In the case of Young v. Young, 126 Cal. App. 306, 14 P.2d 580, 583, William D. Young and Emily B. Young, his wife, rented a safety deposit box in which bonds and securities were held under the following declaration:

"* * * `We hereby declare that all the contents of said safe now or hereafter placed therein, are our joint property and that the title and right of ownership thereto and to the whole thereof rests in the survivor of us as his or her separate property. * * *'"

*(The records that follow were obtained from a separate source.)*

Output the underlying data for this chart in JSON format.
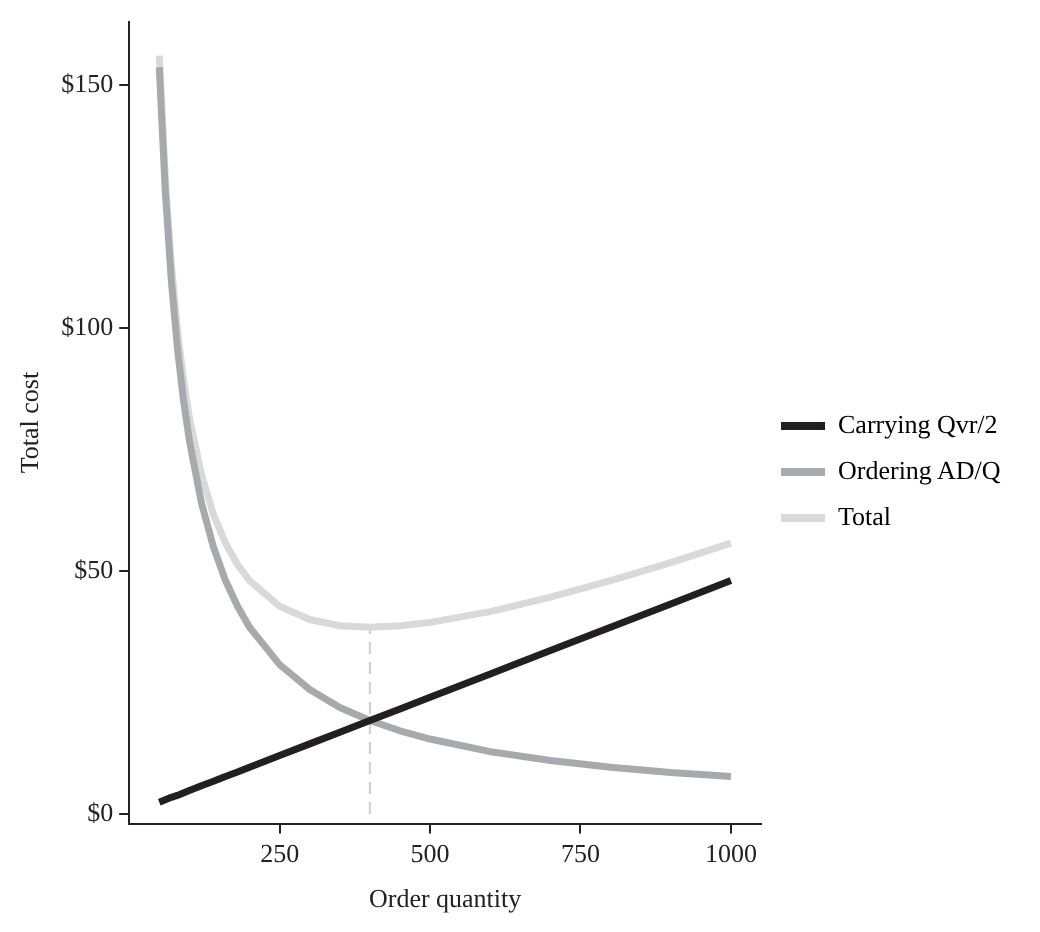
{
  "chart_data": {
    "type": "line",
    "xlabel": "Order quantity",
    "ylabel": "Total cost",
    "xlim": [
      0,
      1050
    ],
    "xticks": [
      250,
      500,
      750,
      1000
    ],
    "ylim": [
      -2,
      163
    ],
    "yticks": [
      {
        "value": 0,
        "label": "$0"
      },
      {
        "value": 50,
        "label": "$50"
      },
      {
        "value": 100,
        "label": "$100"
      },
      {
        "value": 150,
        "label": "$150"
      }
    ],
    "grid": false,
    "legend": "right",
    "marker": "none",
    "x": [
      50,
      60,
      70,
      80,
      90,
      100,
      120,
      140,
      160,
      180,
      200,
      250,
      300,
      350,
      400,
      450,
      500,
      600,
      700,
      800,
      900,
      1000
    ],
    "series": [
      {
        "name": "Carrying Qvr/2",
        "color": "#231f20",
        "values": [
          2.4,
          2.9,
          3.4,
          3.8,
          4.3,
          4.8,
          5.8,
          6.7,
          7.7,
          8.6,
          9.6,
          12,
          14.4,
          16.8,
          19.2,
          21.6,
          24,
          28.8,
          33.6,
          38.4,
          43.2,
          48
        ]
      },
      {
        "name": "Ordering AD/Q",
        "color": "#a7a9ac",
        "values": [
          153.6,
          128,
          109.7,
          96,
          85.3,
          76.8,
          64,
          54.9,
          48,
          42.7,
          38.4,
          30.7,
          25.6,
          21.9,
          19.2,
          17.1,
          15.4,
          12.8,
          11,
          9.6,
          8.5,
          7.7
        ]
      },
      {
        "name": "Total",
        "color": "#d9d9d9",
        "values": [
          156,
          130.9,
          113.1,
          99.8,
          89.6,
          81.6,
          69.8,
          61.6,
          55.7,
          51.3,
          48,
          42.7,
          40,
          38.7,
          38.4,
          38.7,
          39.4,
          41.6,
          44.6,
          48,
          51.7,
          55.7
        ]
      },
      {
        "type": "line",
        "color": "#cfcfcf",
        "line_style": "dashed",
        "x": [
          400,
          400
        ],
        "values": [
          0,
          38.4
        ]
      }
    ]
  }
}
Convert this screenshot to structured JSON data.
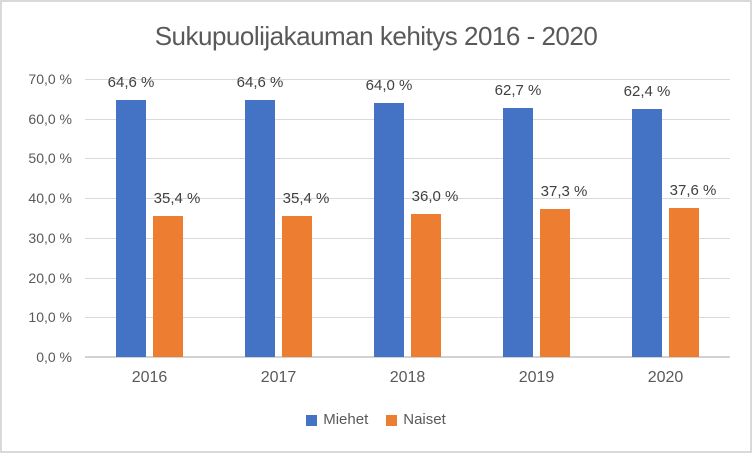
{
  "window": {
    "background": "#FFFFFF",
    "border_color": "#D9D9D9"
  },
  "chart_data": {
    "type": "bar",
    "title": "Sukupuolijakauman kehitys 2016 - 2020",
    "categories": [
      "2016",
      "2017",
      "2018",
      "2019",
      "2020"
    ],
    "series": [
      {
        "name": "Miehet",
        "color": "#4472C4",
        "values": [
          64.6,
          64.6,
          64.0,
          62.7,
          62.4
        ],
        "data_labels": [
          "64,6 %",
          "64,6 %",
          "64,0 %",
          "62,7 %",
          "62,4 %"
        ]
      },
      {
        "name": "Naiset",
        "color": "#ED7D31",
        "values": [
          35.4,
          35.4,
          36.0,
          37.3,
          37.6
        ],
        "data_labels": [
          "35,4 %",
          "35,4 %",
          "36,0 %",
          "37,3 %",
          "37,6 %"
        ]
      }
    ],
    "xlabel": "",
    "ylabel": "",
    "ylim": [
      0,
      70
    ],
    "ytick_step": 10,
    "ytick_labels": [
      "0,0 %",
      "10,0 %",
      "20,0 %",
      "30,0 %",
      "40,0 %",
      "50,0 %",
      "60,0 %",
      "70,0 %"
    ],
    "grid": true,
    "gridline_color": "#D9D9D9",
    "axis_text_color": "#595959",
    "data_label_color": "#404040",
    "legend_position": "bottom"
  }
}
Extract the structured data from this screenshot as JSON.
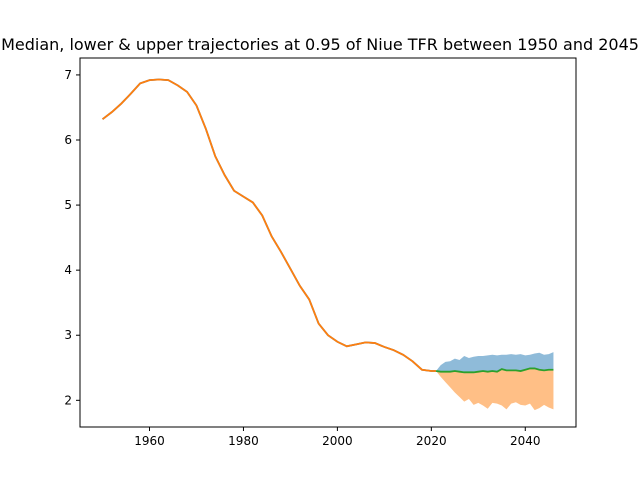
{
  "chart_data": {
    "type": "area",
    "title": "Median, lower & upper trajectories at 0.95 of Niue TFR between 1950 and 2045",
    "xlabel": "",
    "ylabel": "",
    "xlim": [
      1945.2,
      2050.8
    ],
    "ylim": [
      1.59,
      7.26
    ],
    "grid": false,
    "legend": "none",
    "x_ticks": [
      1960,
      1980,
      2000,
      2020,
      2040
    ],
    "y_ticks": [
      2,
      3,
      4,
      5,
      6,
      7
    ],
    "colors": {
      "historical": "#1f77b4",
      "historical_overlay": "#ff7f0e",
      "median": "#2ca02c",
      "upper_band": "#1f77b4",
      "lower_band": "#ff7f0e"
    },
    "series": [
      {
        "role": "historical",
        "x": [
          1950,
          1952,
          1954,
          1956,
          1958,
          1960,
          1962,
          1964,
          1966,
          1968,
          1970,
          1972,
          1974,
          1976,
          1978,
          1980,
          1982,
          1984,
          1986,
          1988,
          1990,
          1992,
          1994,
          1996,
          1998,
          2000,
          2002,
          2004,
          2006,
          2008,
          2010,
          2012,
          2014,
          2016,
          2018,
          2020,
          2021
        ],
        "y": [
          6.32,
          6.43,
          6.56,
          6.71,
          6.87,
          6.92,
          6.93,
          6.92,
          6.84,
          6.74,
          6.53,
          6.17,
          5.75,
          5.46,
          5.22,
          5.13,
          5.04,
          4.84,
          4.52,
          4.28,
          4.02,
          3.76,
          3.55,
          3.18,
          3.0,
          2.9,
          2.83,
          2.86,
          2.89,
          2.88,
          2.82,
          2.77,
          2.7,
          2.6,
          2.47,
          2.45,
          2.45
        ]
      },
      {
        "role": "median",
        "x": [
          2021,
          2022,
          2023,
          2024,
          2025,
          2026,
          2027,
          2028,
          2029,
          2030,
          2031,
          2032,
          2033,
          2034,
          2035,
          2036,
          2037,
          2038,
          2039,
          2040,
          2041,
          2042,
          2043,
          2044,
          2045,
          2046
        ],
        "y": [
          2.45,
          2.44,
          2.44,
          2.44,
          2.45,
          2.44,
          2.43,
          2.43,
          2.43,
          2.44,
          2.45,
          2.44,
          2.45,
          2.44,
          2.48,
          2.46,
          2.46,
          2.46,
          2.45,
          2.47,
          2.49,
          2.49,
          2.47,
          2.46,
          2.47,
          2.47
        ]
      },
      {
        "role": "upper",
        "x": [
          2021,
          2022,
          2023,
          2024,
          2025,
          2026,
          2027,
          2028,
          2029,
          2030,
          2031,
          2032,
          2033,
          2034,
          2035,
          2036,
          2037,
          2038,
          2039,
          2040,
          2041,
          2042,
          2043,
          2044,
          2045,
          2046
        ],
        "y": [
          2.45,
          2.54,
          2.59,
          2.6,
          2.64,
          2.62,
          2.68,
          2.65,
          2.67,
          2.68,
          2.68,
          2.69,
          2.7,
          2.69,
          2.7,
          2.7,
          2.71,
          2.7,
          2.71,
          2.69,
          2.7,
          2.72,
          2.73,
          2.7,
          2.71,
          2.74
        ]
      },
      {
        "role": "lower",
        "x": [
          2021,
          2022,
          2023,
          2024,
          2025,
          2026,
          2027,
          2028,
          2029,
          2030,
          2031,
          2032,
          2033,
          2034,
          2035,
          2036,
          2037,
          2038,
          2039,
          2040,
          2041,
          2042,
          2043,
          2044,
          2045,
          2046
        ],
        "y": [
          2.45,
          2.36,
          2.28,
          2.2,
          2.12,
          2.05,
          1.98,
          2.02,
          1.93,
          1.96,
          1.92,
          1.87,
          1.96,
          1.95,
          1.92,
          1.86,
          1.95,
          1.97,
          1.93,
          1.92,
          1.95,
          1.85,
          1.88,
          1.93,
          1.89,
          1.86
        ]
      }
    ]
  }
}
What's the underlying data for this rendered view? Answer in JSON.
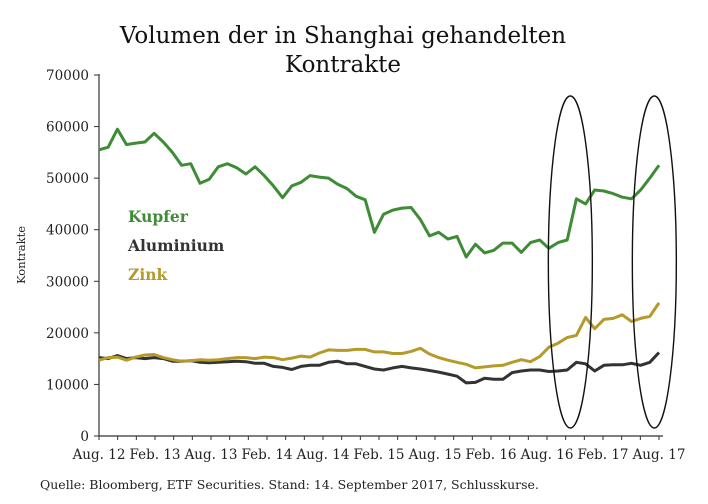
{
  "chart_data": {
    "type": "line",
    "title": "Volumen der in Shanghai gehandelten",
    "title_line2": "Kontrakte",
    "ylabel": "Kontrakte",
    "xlabel": "",
    "ylim": [
      0,
      70000
    ],
    "yticks": [
      0,
      10000,
      20000,
      30000,
      40000,
      50000,
      60000,
      70000
    ],
    "ytick_labels": [
      "0",
      "10000",
      "20000",
      "30000",
      "40000",
      "50000",
      "60000",
      "70000"
    ],
    "xlim": [
      0,
      60
    ],
    "xtick_positions": [
      0,
      6,
      12,
      18,
      24,
      30,
      36,
      42,
      48,
      54,
      60
    ],
    "xtick_labels": [
      "Aug. 12",
      "Feb. 13",
      "Aug. 13",
      "Feb. 14",
      "Aug. 14",
      "Feb. 15",
      "Aug. 15",
      "Feb. 16",
      "Aug. 16",
      "Feb. 17",
      "Aug. 17"
    ],
    "grid": false,
    "legend_position": "left-middle",
    "highlight_ellipses_at": [
      50.5,
      59.5
    ],
    "series": [
      {
        "name": "Kupfer",
        "color": "#3e8c35",
        "values": [
          55500,
          56000,
          59500,
          56500,
          56800,
          57000,
          58700,
          57000,
          55000,
          52500,
          52800,
          49000,
          49800,
          52200,
          52800,
          52000,
          50800,
          52200,
          50500,
          48500,
          46200,
          48500,
          49200,
          50500,
          50200,
          50000,
          48800,
          48000,
          46500,
          45800,
          39500,
          43000,
          43800,
          44200,
          44300,
          42000,
          38800,
          39500,
          38200,
          38700,
          34700,
          37200,
          35500,
          36000,
          37400,
          37400,
          35600,
          37500,
          38000,
          36400,
          37500,
          38000,
          46000,
          45000,
          47700,
          47500,
          47000,
          46300,
          46000,
          47700,
          50000,
          52500
        ]
      },
      {
        "name": "Aluminium",
        "color": "#333333",
        "values": [
          15200,
          15000,
          15600,
          15000,
          15200,
          15000,
          15200,
          15000,
          14500,
          14500,
          14600,
          14300,
          14200,
          14300,
          14400,
          14500,
          14400,
          14100,
          14100,
          13500,
          13300,
          12900,
          13500,
          13700,
          13700,
          14300,
          14500,
          14000,
          14000,
          13500,
          13000,
          12800,
          13200,
          13500,
          13200,
          13000,
          12700,
          12400,
          12000,
          11600,
          10300,
          10400,
          11200,
          11000,
          11000,
          12300,
          12600,
          12800,
          12800,
          12500,
          12600,
          12800,
          14300,
          14000,
          12600,
          13700,
          13800,
          13800,
          14100,
          13700,
          14300,
          16200
        ]
      },
      {
        "name": "Zink",
        "color": "#b59a2b",
        "values": [
          14700,
          15200,
          15300,
          14700,
          15300,
          15700,
          15800,
          15200,
          14800,
          14500,
          14600,
          14800,
          14700,
          14800,
          15000,
          15200,
          15200,
          15000,
          15300,
          15200,
          14800,
          15100,
          15500,
          15300,
          16100,
          16700,
          16600,
          16600,
          16800,
          16800,
          16300,
          16300,
          16000,
          16000,
          16400,
          17000,
          15900,
          15200,
          14700,
          14300,
          13900,
          13200,
          13400,
          13600,
          13700,
          14300,
          14800,
          14400,
          15400,
          17200,
          18000,
          19100,
          19500,
          23000,
          20800,
          22600,
          22800,
          23500,
          22200,
          22800,
          23200,
          25800
        ]
      }
    ]
  },
  "source_text": "Quelle: Bloomberg, ETF Securities. Stand: 14. September 2017, Schlusskurse."
}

The court held without comment as to the necessity of assignment or endorsement to transfer ownership that this instrument created a joint tenancy.

The language employed by the parties herein is clear and unambiguous and needs no extrinsic evidence to clarify it. We believe it clearly shows an intention to create a joint tenancy under the rule of the majority decisions. Under such circumstances parol evidence is not admissible and the court erred in admitting parol evidence to show an intent contrary to the clear language of the instrument itself. It follows that the court erred in denying summary judgment for the appellant and in rendering judgment thereafter for appellee.

The judgment of the lower court is reversed with directions to enter judgment for the appellant.

*319 STANFORD, C.J., and LA PRADE and UDALL, JJ., concur.

WINDES, J., did not participate in this decision.